我们尝试建立几种肝脏转运蛋白的基因表达系统，并在此系统中进行有机物肝胆转运的功能分析。我们与Peter J. Meier博士合作，通过比较转染子和培养的大鼠肝细胞之间的转运活性，研究了窦状膜上的有机阴离子转运蛋白（如oatp 1和Ntcp）对几种有机阴离子的净肝摄取的贡献。研究了微管多特异性有机阴离子转运蛋白（cMOAT）的底物特异性，发现叶酸及其结构类似物和含阴离子基团的小肽是cMOAT的新底物。在人类中，小管膜囊泡对有机阴离子的吸收表现出很大的个体差异。此外，血管紧张素转换酶抑制剂的胆汁排泄存在较大的种属差异，这归因于通过cMOAT进行膜转运的种属差异。本研究结果对于预测这些药物通过转运蛋白的药物相互作用具有重要的临床意义。我们研究了多药耐药调节剂SDZ PSC 833对内源性化合物和药物的胆汁排泄的影响。正在使用Piet Borst博士赠送的P-糖蛋白表达系统进行分析。我们成功地从cMOAT遗传缺陷的突变大鼠的肝脏中分离了MRP 3的cDNA，并表征了其底物特异性和转运性质。目前的结果应该是重要的，以了解体内的解毒系统，也肿瘤。

项目成果

Kouzuki H.: "Contribution of organic anion transporing polypeptide to uptake of its possible substrates into rat hepatocytes"J Pharmacol Exp Ther. 288. 627-634 (1999)

Kouzuki H.：“有机阴离子转运多肽对其可能的底物摄取到大鼠肝细胞中的贡献”J Pharmacol Exp Ther。

Song S.: "Dose-dependent effects of PSC 833 on its tissue distribution and on the biliary excretion of endogenous substrates in rats."Drug Metab Dispos. 26. 1128-1133 (1998)

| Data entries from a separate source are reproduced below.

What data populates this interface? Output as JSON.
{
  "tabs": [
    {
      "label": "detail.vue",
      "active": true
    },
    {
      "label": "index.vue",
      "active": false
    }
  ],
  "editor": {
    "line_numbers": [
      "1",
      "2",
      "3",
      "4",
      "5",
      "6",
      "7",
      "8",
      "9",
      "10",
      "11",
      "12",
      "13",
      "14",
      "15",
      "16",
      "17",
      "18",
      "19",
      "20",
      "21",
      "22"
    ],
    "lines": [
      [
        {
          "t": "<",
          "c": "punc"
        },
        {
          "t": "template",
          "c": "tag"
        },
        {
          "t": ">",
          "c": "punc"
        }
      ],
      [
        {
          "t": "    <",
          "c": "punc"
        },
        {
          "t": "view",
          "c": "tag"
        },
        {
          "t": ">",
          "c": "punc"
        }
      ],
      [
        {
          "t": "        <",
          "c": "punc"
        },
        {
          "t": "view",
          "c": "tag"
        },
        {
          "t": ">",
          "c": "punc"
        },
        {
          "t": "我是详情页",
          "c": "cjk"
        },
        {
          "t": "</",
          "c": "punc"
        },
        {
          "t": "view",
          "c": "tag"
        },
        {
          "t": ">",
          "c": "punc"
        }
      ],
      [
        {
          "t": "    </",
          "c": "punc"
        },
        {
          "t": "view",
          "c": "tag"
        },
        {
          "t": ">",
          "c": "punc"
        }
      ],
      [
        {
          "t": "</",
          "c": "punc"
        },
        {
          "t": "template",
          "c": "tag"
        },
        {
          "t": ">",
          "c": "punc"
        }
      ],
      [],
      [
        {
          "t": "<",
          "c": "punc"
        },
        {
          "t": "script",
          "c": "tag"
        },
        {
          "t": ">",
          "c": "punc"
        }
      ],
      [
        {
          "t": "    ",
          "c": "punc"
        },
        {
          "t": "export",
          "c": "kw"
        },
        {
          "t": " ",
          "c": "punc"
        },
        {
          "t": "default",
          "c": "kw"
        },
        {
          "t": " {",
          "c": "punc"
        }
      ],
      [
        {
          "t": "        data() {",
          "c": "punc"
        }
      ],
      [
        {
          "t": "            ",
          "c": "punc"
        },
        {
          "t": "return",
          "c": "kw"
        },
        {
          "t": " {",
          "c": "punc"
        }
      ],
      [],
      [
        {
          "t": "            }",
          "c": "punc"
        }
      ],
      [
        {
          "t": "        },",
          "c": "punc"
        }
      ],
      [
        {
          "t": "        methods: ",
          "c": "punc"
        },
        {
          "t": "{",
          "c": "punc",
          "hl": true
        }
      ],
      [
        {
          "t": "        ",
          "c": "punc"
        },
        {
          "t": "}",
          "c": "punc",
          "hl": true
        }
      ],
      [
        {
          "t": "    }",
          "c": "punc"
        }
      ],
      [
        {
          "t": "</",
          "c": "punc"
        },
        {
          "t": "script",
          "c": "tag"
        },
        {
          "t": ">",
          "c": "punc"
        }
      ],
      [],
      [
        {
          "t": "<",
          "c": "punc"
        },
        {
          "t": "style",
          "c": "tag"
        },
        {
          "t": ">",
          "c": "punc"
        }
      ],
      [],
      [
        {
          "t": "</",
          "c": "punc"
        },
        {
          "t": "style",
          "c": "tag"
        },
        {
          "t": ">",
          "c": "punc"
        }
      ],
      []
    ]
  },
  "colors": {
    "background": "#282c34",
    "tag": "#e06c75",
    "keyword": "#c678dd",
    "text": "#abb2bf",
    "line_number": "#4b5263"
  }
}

Song S.：“PSC 833 对其组织分布和大鼠内源性底物胆汁排泄的剂量依赖性影响。”Drug Metab Dispos。

Akhteruzzamans.: "Carrier -mediated hepatic uptake of peptidic endothelin antagonists in rats."J Pharmacol Exp Ther. 290. 1107-1115 (1999)

Akhteruzzamans.：“大鼠中载体介导的肽内皮素拮抗剂的肝脏摄取。”J Pharmacol Exp Ther。

Niinuma K., Kato Y., Suzuki H., Tyson C.A., Weizer V., Dabbs J. E., Froehlich R., Green C. E. and Sugiyama Y.: "Primary active transport of organic anions on bile canalicular membrane in humans."Am J Physiol. 276. G1153-G1164 (1999)

Niinuma K.、Kato Y.、Suzuki H.、Tyson C.A.、Weizer V.、Dabbs J. E.、Froehlich R.、Green C. E. 和 Sugiyama Y.：“人体胆管膜上有机阴离子的主要主动转运。”Am J

Kinoshita S., Suzuki H., Ito K., Kume K., Shimizu T. and Sugiyama Y.: "Transfected rat cMOAT is functionally expressed on the apical membrane in Madin-Darby canine kidney (MDCK) cells."Pharm Res. 15. 1851-1856 (1998)

Kinoshita S.、Suzuki H.、Ito K.、Kume K.、Shimizu T. 和 Sugiyama Y.：“转染的大鼠 cMOAT 在 Madin-Darby 犬肾 (MDCK) 细胞的顶膜上功能性表达。”Pharm Res。